Recommended approaches include:
- PgBouncer
- built-in connection pooling solutions
- managed pooling layers provided by database platforms
4. Redis Scaling Model
Redis is typically used for caching, session management, and high-frequency lookups.
Baseline deployment for 40 TPS / ~280 RPS:
- 3 primary shards
- 1 replica per shard
- 6 total nodes
- 2 vCPU per node
- ~8 GB RAM per node
Reference Scaling Table
| Peak RPS | Equivalent TPS | Primary Shards | Replicas per Shard | Total Nodes | vCPU per Node | Memory per Node | Total Primary Memory |
|---|---|---|---|---|---|---|---|
| 280 | 40 | 3 | 1 | 6 | 2 | ~8 GB | ~24 GB |
| 500 | ~70 | 4β5 | 1 | 8β10 | 2 | ~8 GB | 32β40 GB |
| 1000 | ~140 | 8β9 | 1 | 16β18 | 2 | ~8 GB | 64β72 GB |
| 2000 | ~285 | 12β15 | 1 | 24β30 | 4 | ~16 GB | 192β240 GB |
Redis clustering is preferred over large single-node deployments.
System Testing
Production systems must be validated under controlled testing scenarios to ensure both performance and resilience.
Two critical testing methodologies should be performed before production deployment.
Load Testing
Load testing validates system throughput capacity and resource utilization under sustained traffic.
Implementation Steps
1. Download Load Test Script
Clone the repository:
https://github.com/juspay/hyperswitch-suite/tree/main/load-test
Extract the contents to a local directory.
2. Verify Prerequisites
Ensure the following tools are installed:
Python β₯ 3.7
python3 --version
pip
pip3 --version
PostgreSQL client β₯ 13
psql --version
Ensure the Hyperswitch server is running.
3. Navigate to Load Test Directory
cd load-test
4. Run Setup Script
bash setup.sh
This installs required Python dependencies.
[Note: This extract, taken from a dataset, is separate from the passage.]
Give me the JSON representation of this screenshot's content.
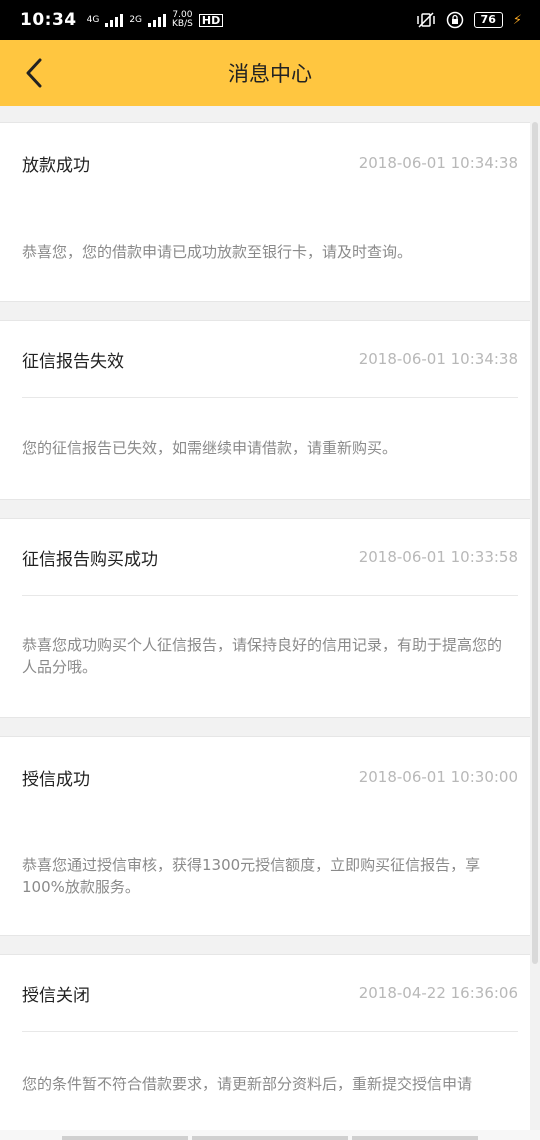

5. Provide Required Configuration
You will be prompted to enter:
- Hyperswitch server URL
- Admin API key
6. Enable Grafana Monitoring
To monitor system behavior during testing:
Provide:
- Grafana URL
- Service token
- Username
- Password
If using the internal Grafana service:
Username: admin
Password: admin
7. Enable Storage Monitoring
Provide PostgreSQL credentials:
- username
- password
- database name
- host
- port
If skipped, the script will generate a SQL query which can be executed manually.
8. Load Test Report
The generated report can be found at:
output/report.pdf
Chaos Testing and Fault Tolerance Validation
Chaos testing validates the systemβs resilience under partial service outages.
Objective
Ensure the Hyperswitch Router continues processing payment requests even when dependent services become unavailable.
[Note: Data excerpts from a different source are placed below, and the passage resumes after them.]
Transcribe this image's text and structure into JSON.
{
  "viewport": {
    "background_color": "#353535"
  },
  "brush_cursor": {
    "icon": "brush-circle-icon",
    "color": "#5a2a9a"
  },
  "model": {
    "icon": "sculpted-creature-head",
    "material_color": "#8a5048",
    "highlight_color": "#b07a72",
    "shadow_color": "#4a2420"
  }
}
Services That May Be Disrupted
Core services:
- Token service
- Consumer
- Producer
Analytics stack:
- Grafana
- Loki
- ClickHouse
- Kafka
- OpenSearch
- Prometheus / Vector
Implementation Guidelines
Graceful Degradation
Dependent services may fail without affecting core routing functionality.
Health Checks
Services should report failures without blocking request processing.
Observability
All failures should be logged for operational visibility.
Success Criteria
The system is considered resilient if:
- Router continues processing payment requests normally
- No customer-facing impact occurs
- Core routing logic remains operational
- Router latency and error rates remain within acceptable operational thresholds
Infrastructure Segmentation & Isolation
Production deployments should isolate core application workloads from supporting services to improve both reliability and security.
Recommended isolation principles:
- Monitoring services should run in a separate node group
- Event and logging systems should run in separate node groups
- Remote monitoring and observability components should not share compute resources with the core router
This segmentation prevents non-critical workloads from affecting payment processing performance.